SMRs and AMRs

Saturday, July 08, 2006

Held hostage by fear

Progressive Ponderings
Joan Chittister

(Note from Joe Mayer: Joan Chittister writes a weekly column entitled "From Where I Stand." This week's was too good not to circulate further – a shortened version.)

We are a country held hostage by fear. It's difficult to go through an airport these days without doing some serious soul-searching about it. The famous question repeats itself over and over again: Are we better off today than we were five years ago?

In Asia , for instance, I do not need to take off my jacket and jewelry and buckles and cell phones as I go. In Europe there are no body scans and puffers as there are in Albuquerque. In Africa and South America , they do not submit my computer to body scan of its own.

We re-elect politicians to "stay the course." So what is "the course."

Instead of working with moderate governments and the world community, instead of courting public opinion and international support, instead of trying to understand the U.S. image around the world and working to change it, instead of asking why gleeful children danced in the streets when the Twin Towers fell, instead of doing something positive to correct it, we fed right into it. We did the frontier thing and began to kill people ourselves. As in "That'll show 'em who's boss." Except it hasn't.

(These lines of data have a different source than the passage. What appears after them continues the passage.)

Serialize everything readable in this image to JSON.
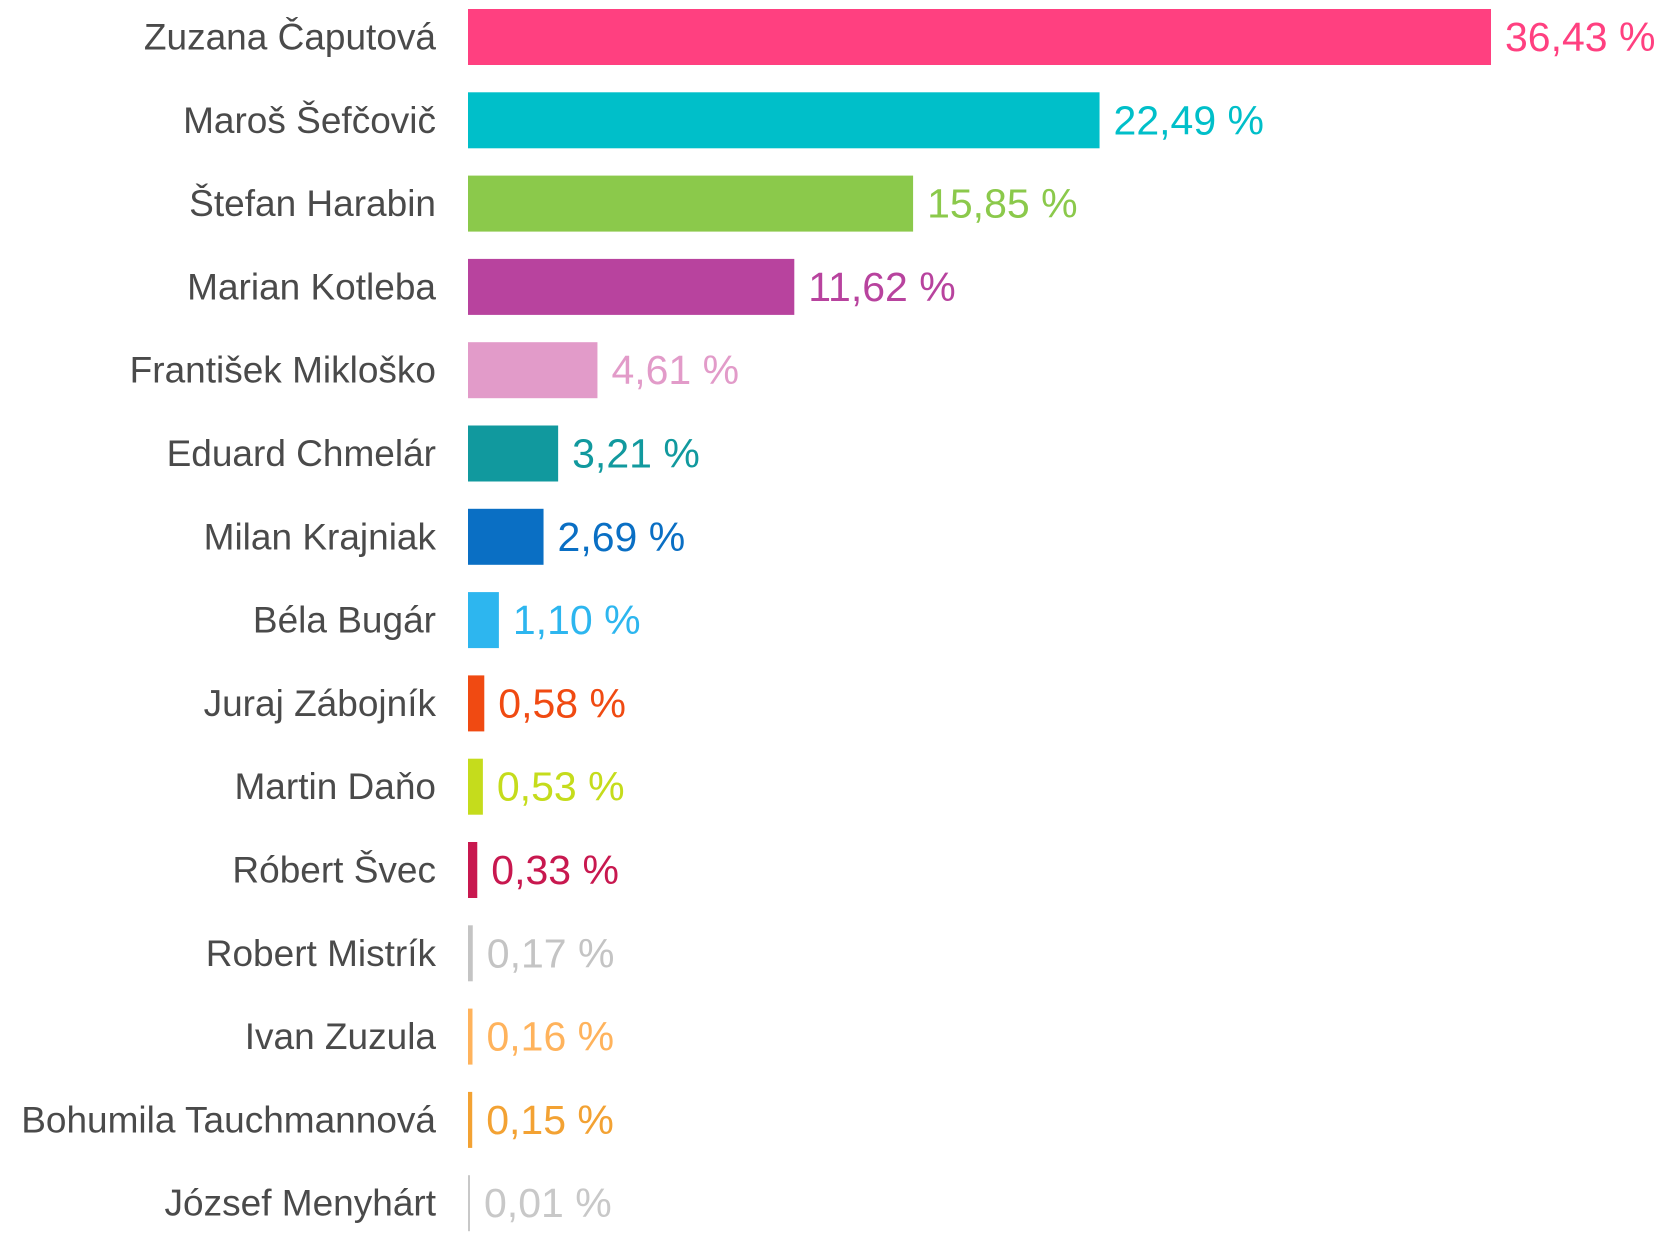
{
  "chart_data": {
    "type": "bar",
    "orientation": "horizontal",
    "grid": false,
    "xlim": [
      0,
      36.43
    ],
    "categories": [
      "Zuzana Čaputová",
      "Maroš Šefčovič",
      "Štefan Harabin",
      "Marian Kotleba",
      "František Mikloško",
      "Eduard Chmelár",
      "Milan Krajniak",
      "Béla Bugár",
      "Juraj Zábojník",
      "Martin Daňo",
      "Róbert Švec",
      "Robert Mistrík",
      "Ivan Zuzula",
      "Bohumila Tauchmannová",
      "József Menyhárt"
    ],
    "values": [
      36.43,
      22.49,
      15.85,
      11.62,
      4.61,
      3.21,
      2.69,
      1.1,
      0.58,
      0.53,
      0.33,
      0.17,
      0.16,
      0.15,
      0.01
    ],
    "value_labels": [
      "36,43 %",
      "22,49 %",
      "15,85 %",
      "11,62 %",
      "4,61 %",
      "3,21 %",
      "2,69 %",
      "1,10 %",
      "0,58 %",
      "0,53 %",
      "0,33 %",
      "0,17 %",
      "0,16 %",
      "0,15 %",
      "0,01 %"
    ],
    "colors": [
      "#ff4080",
      "#00bfc9",
      "#8bc94b",
      "#b8439e",
      "#e29bc9",
      "#11999e",
      "#0a6fc4",
      "#2db6ef",
      "#f04a12",
      "#c5dc1c",
      "#c8184f",
      "#c4c4c4",
      "#ffb35c",
      "#f3a233",
      "#c8c8c8"
    ]
  }
}
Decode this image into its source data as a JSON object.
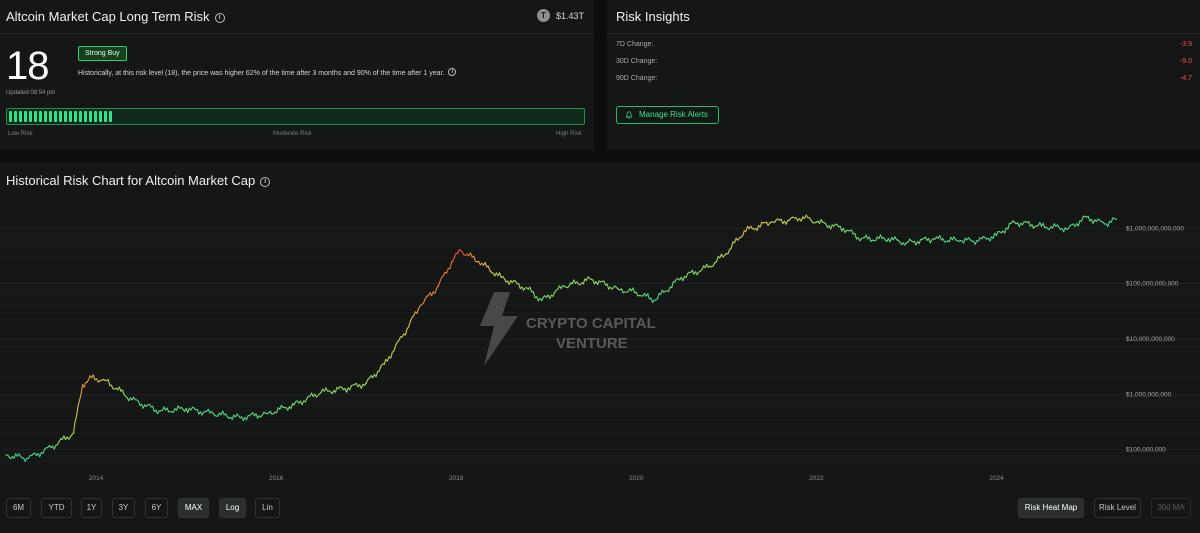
{
  "risk_panel": {
    "title": "Altcoin Market Cap Long Term Risk",
    "market_cap_icon": "T",
    "market_cap": "$1.43T",
    "score": "18",
    "updated": "Updated 08:54 pm",
    "badge": "Strong Buy",
    "description": "Historically, at this risk level (18), the price was higher 62% of the time after 3 months and 90% of the time after 1 year.",
    "risk_level": 0.18,
    "scale_labels": {
      "low": "Low Risk",
      "moderate": "Moderate Risk",
      "high": "High Risk"
    }
  },
  "insights": {
    "title": "Risk Insights",
    "rows": [
      {
        "label": "7D Change:",
        "value": "-3.9"
      },
      {
        "label": "30D Change:",
        "value": "-9.0"
      },
      {
        "label": "90D Change:",
        "value": "-4.7"
      }
    ],
    "manage_label": "Manage Risk Alerts",
    "accent_color": "#3fe08a",
    "negative_color": "#ff4d4d"
  },
  "chart_panel": {
    "title": "Historical Risk Chart for Altcoin Market Cap",
    "watermark": {
      "line1": "CRYPTO CAPITAL",
      "line2": "VENTURE"
    },
    "range_buttons": [
      "6M",
      "YTD",
      "1Y",
      "3Y",
      "6Y",
      "MAX"
    ],
    "active_range": "MAX",
    "scale_buttons": [
      "Log",
      "Lin"
    ],
    "active_scale": "Log",
    "mode_buttons": {
      "heatmap": "Risk Heat Map",
      "level": "Risk Level",
      "ma": "30d MA"
    }
  },
  "chart_data": {
    "type": "line",
    "y_scale": "log",
    "ylim": [
      60000000,
      3000000000000
    ],
    "xlim": [
      2013.0,
      2025.35
    ],
    "grid": true,
    "y_ticks": [
      {
        "value": 100000000,
        "label": "$100,000,000"
      },
      {
        "value": 1000000000,
        "label": "$1,000,000,000"
      },
      {
        "value": 10000000000,
        "label": "$10,000,000,000"
      },
      {
        "value": 100000000000,
        "label": "$100,000,000,000"
      },
      {
        "value": 1000000000000,
        "label": "$1,000,000,000,000"
      }
    ],
    "x_ticks": [
      {
        "value": 2014,
        "label": "2014"
      },
      {
        "value": 2016,
        "label": "2016"
      },
      {
        "value": 2018,
        "label": "2018"
      },
      {
        "value": 2020,
        "label": "2020"
      },
      {
        "value": 2022,
        "label": "2022"
      },
      {
        "value": 2024,
        "label": "2024"
      }
    ],
    "color_scale": [
      "#2fb8a0",
      "#4cd488",
      "#9ad65c",
      "#e0bf4a",
      "#e07a3e",
      "#d83a4a"
    ],
    "x": [
      2013.0,
      2013.25,
      2013.5,
      2013.75,
      2013.85,
      2013.95,
      2014.1,
      2014.4,
      2014.7,
      2015.0,
      2015.3,
      2015.6,
      2015.9,
      2016.2,
      2016.5,
      2016.8,
      2017.0,
      2017.2,
      2017.4,
      2017.6,
      2017.8,
      2017.95,
      2018.05,
      2018.25,
      2018.5,
      2018.8,
      2018.95,
      2019.2,
      2019.5,
      2019.8,
      2020.0,
      2020.2,
      2020.5,
      2020.8,
      2021.0,
      2021.2,
      2021.5,
      2021.7,
      2021.85,
      2022.0,
      2022.3,
      2022.5,
      2022.8,
      2023.0,
      2023.3,
      2023.6,
      2023.8,
      2024.0,
      2024.2,
      2024.5,
      2024.8,
      2025.0,
      2025.2,
      2025.33
    ],
    "y": [
      80000000,
      70000000,
      110000000,
      200000000,
      1500000000,
      2000000000,
      1800000000,
      800000000,
      500000000,
      550000000,
      450000000,
      380000000,
      450000000,
      650000000,
      1100000000,
      1300000000,
      1600000000,
      3500000000,
      11000000000,
      40000000000,
      90000000000,
      250000000000,
      400000000000,
      250000000000,
      130000000000,
      80000000000,
      50000000000,
      90000000000,
      120000000000,
      80000000000,
      70000000000,
      50000000000,
      130000000000,
      200000000000,
      350000000000,
      900000000000,
      1300000000000,
      1400000000000,
      1600000000000,
      1300000000000,
      1000000000000,
      650000000000,
      650000000000,
      550000000000,
      650000000000,
      600000000000,
      600000000000,
      750000000000,
      1300000000000,
      1100000000000,
      1000000000000,
      1600000000000,
      1200000000000,
      1450000000000
    ],
    "risk": [
      0.2,
      0.15,
      0.25,
      0.45,
      0.75,
      0.7,
      0.6,
      0.25,
      0.2,
      0.25,
      0.2,
      0.2,
      0.25,
      0.3,
      0.35,
      0.4,
      0.42,
      0.45,
      0.55,
      0.75,
      0.8,
      0.85,
      0.95,
      0.7,
      0.5,
      0.35,
      0.3,
      0.35,
      0.4,
      0.3,
      0.25,
      0.2,
      0.3,
      0.4,
      0.45,
      0.6,
      0.55,
      0.5,
      0.55,
      0.4,
      0.3,
      0.25,
      0.25,
      0.25,
      0.25,
      0.2,
      0.2,
      0.22,
      0.3,
      0.25,
      0.22,
      0.28,
      0.22,
      0.2
    ]
  }
}
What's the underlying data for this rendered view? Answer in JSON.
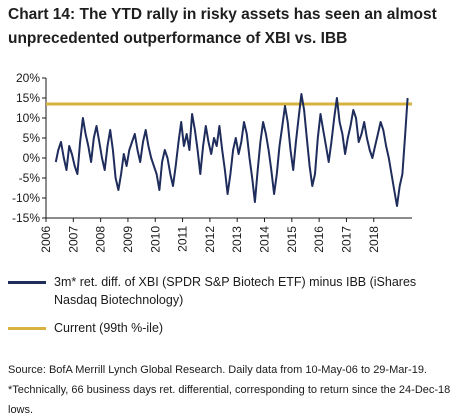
{
  "chart_data": {
    "type": "line",
    "title": "Chart 14: The YTD rally in risky assets has seen an almost unprecedented outperformance of XBI vs. IBB",
    "xlabel": "",
    "ylabel": "",
    "x_tick_labels": [
      "2006",
      "2007",
      "2008",
      "2009",
      "2010",
      "2011",
      "2012",
      "2013",
      "2014",
      "2015",
      "2016",
      "2017",
      "2018"
    ],
    "y_tick_labels": [
      "-15%",
      "-10%",
      "-5%",
      "0%",
      "5%",
      "10%",
      "15%",
      "20%"
    ],
    "y_ticks": [
      -15,
      -10,
      -5,
      0,
      5,
      10,
      15,
      20
    ],
    "xlim": [
      2006.0,
      2019.4
    ],
    "ylim": [
      -15,
      20
    ],
    "grid": false,
    "legend_position": "bottom",
    "series": [
      {
        "name": "3m* ret. diff. of XBI (SPDR S&P Biotech ETF) minus IBB (iShares Nasdaq Biotechnology)",
        "color": "#1f2d5c",
        "kind": "line",
        "x": [
          2006.36,
          2006.45,
          2006.55,
          2006.65,
          2006.75,
          2006.85,
          2006.95,
          2007.05,
          2007.15,
          2007.25,
          2007.35,
          2007.45,
          2007.55,
          2007.65,
          2007.75,
          2007.85,
          2007.95,
          2008.05,
          2008.15,
          2008.25,
          2008.35,
          2008.45,
          2008.55,
          2008.65,
          2008.75,
          2008.85,
          2008.95,
          2009.05,
          2009.15,
          2009.25,
          2009.35,
          2009.45,
          2009.55,
          2009.65,
          2009.75,
          2009.85,
          2009.95,
          2010.05,
          2010.15,
          2010.25,
          2010.35,
          2010.45,
          2010.55,
          2010.65,
          2010.75,
          2010.85,
          2010.95,
          2011.05,
          2011.15,
          2011.25,
          2011.35,
          2011.45,
          2011.55,
          2011.65,
          2011.75,
          2011.85,
          2011.95,
          2012.05,
          2012.15,
          2012.25,
          2012.35,
          2012.45,
          2012.55,
          2012.65,
          2012.75,
          2012.85,
          2012.95,
          2013.05,
          2013.15,
          2013.25,
          2013.35,
          2013.45,
          2013.55,
          2013.65,
          2013.75,
          2013.85,
          2013.95,
          2014.05,
          2014.15,
          2014.25,
          2014.35,
          2014.45,
          2014.55,
          2014.65,
          2014.75,
          2014.85,
          2014.95,
          2015.05,
          2015.15,
          2015.25,
          2015.35,
          2015.45,
          2015.55,
          2015.65,
          2015.75,
          2015.85,
          2015.95,
          2016.05,
          2016.15,
          2016.25,
          2016.35,
          2016.45,
          2016.55,
          2016.65,
          2016.75,
          2016.85,
          2016.95,
          2017.05,
          2017.15,
          2017.25,
          2017.35,
          2017.45,
          2017.55,
          2017.65,
          2017.75,
          2017.85,
          2017.95,
          2018.05,
          2018.15,
          2018.25,
          2018.35,
          2018.45,
          2018.55,
          2018.65,
          2018.75,
          2018.85,
          2018.95,
          2019.05,
          2019.15,
          2019.24
        ],
        "y": [
          -1,
          2,
          4,
          0,
          -3,
          3,
          1,
          -2,
          -4,
          4,
          10,
          6,
          3,
          -1,
          5,
          8,
          4,
          0,
          -3,
          3,
          7,
          2,
          -5,
          -8,
          -4,
          1,
          -2,
          2,
          4,
          6,
          2,
          -1,
          4,
          7,
          3,
          0,
          -2,
          -4,
          -8,
          -1,
          2,
          0,
          -4,
          -7,
          -2,
          4,
          9,
          3,
          6,
          2,
          11,
          7,
          2,
          -4,
          3,
          8,
          4,
          1,
          5,
          3,
          8,
          2,
          -3,
          -9,
          -4,
          2,
          5,
          1,
          4,
          9,
          6,
          0,
          -5,
          -11,
          -3,
          4,
          9,
          6,
          2,
          -3,
          -9,
          -4,
          3,
          8,
          13,
          9,
          2,
          -3,
          4,
          10,
          16,
          12,
          5,
          -2,
          -7,
          -4,
          5,
          11,
          7,
          3,
          -1,
          4,
          10,
          15,
          9,
          6,
          1,
          5,
          8,
          12,
          10,
          4,
          6,
          9,
          5,
          2,
          0,
          3,
          6,
          9,
          7,
          3,
          0,
          -4,
          -8,
          -12,
          -7,
          -4,
          6,
          15
        ]
      },
      {
        "name": "Current (99th %-ile)",
        "color": "#d7b23e",
        "kind": "hline",
        "value": 13.5
      }
    ],
    "source_note": "Source: BofA Merrill Lynch Global Research. Daily data from 10-May-06 to 29-Mar-19. *Technically, 66 business days ret. differential, corresponding to return since the 24-Dec-18 lows."
  }
}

By defining the attack on the Twin Towers as the declaration of global war, it has made global war a reality. As a result, it provides an excuse for any authoritarian government to call its dissenters "terrorists" and suppress them. So much for the freedom of speech we like to say we're seeding around the world.

By launching high technology weapons against countries whose armies are under-equipped and whose borders are porous, we have managed to reinstitute a nuclear arms race.

So we fight in the dark everywhere, claiming thousands of innocent lives and few "terrorists." We do it against those who claim no flag, no government, no terms of peace, and we may never know if we have managed to defeat them or not.

The government refuses to submit its military behavior to an International War Crimes Tribunal and so, as far as the rest of the world is concerned, admits that its behaviors are in question.

And all of this on account of 19 politically independent, unauthorized fanatics. They provoked from us an all-out irrational response against the wrong people and now the whole world is asked to take sides.

And here, in the United States , paranoia grips the land. The Constitution is being shredded one line at a time. We are facing a decade-long moratorium on social issues, because all our money is going into war against whom we don't know and where we're not sure. In the meantime the richest country in the world cannot have universal medical insurance, day care services, subsidized housing or welfare programs, and the army is where the young go to get an education.

No the world did not change after 9/11. We did. The question is, what else could we possibly have done? Is there any kind of response that would have been more effective than what we did? And if so, why aren't we doing it?

From where I stand, it isn't that 9/11 did not demand a response. It's that the response we made has the smell of inanity (pointless). In fact, we may have done more harm to ourselves as a result of our response to it than any 19 – 19! – terrorists could ever have hoped.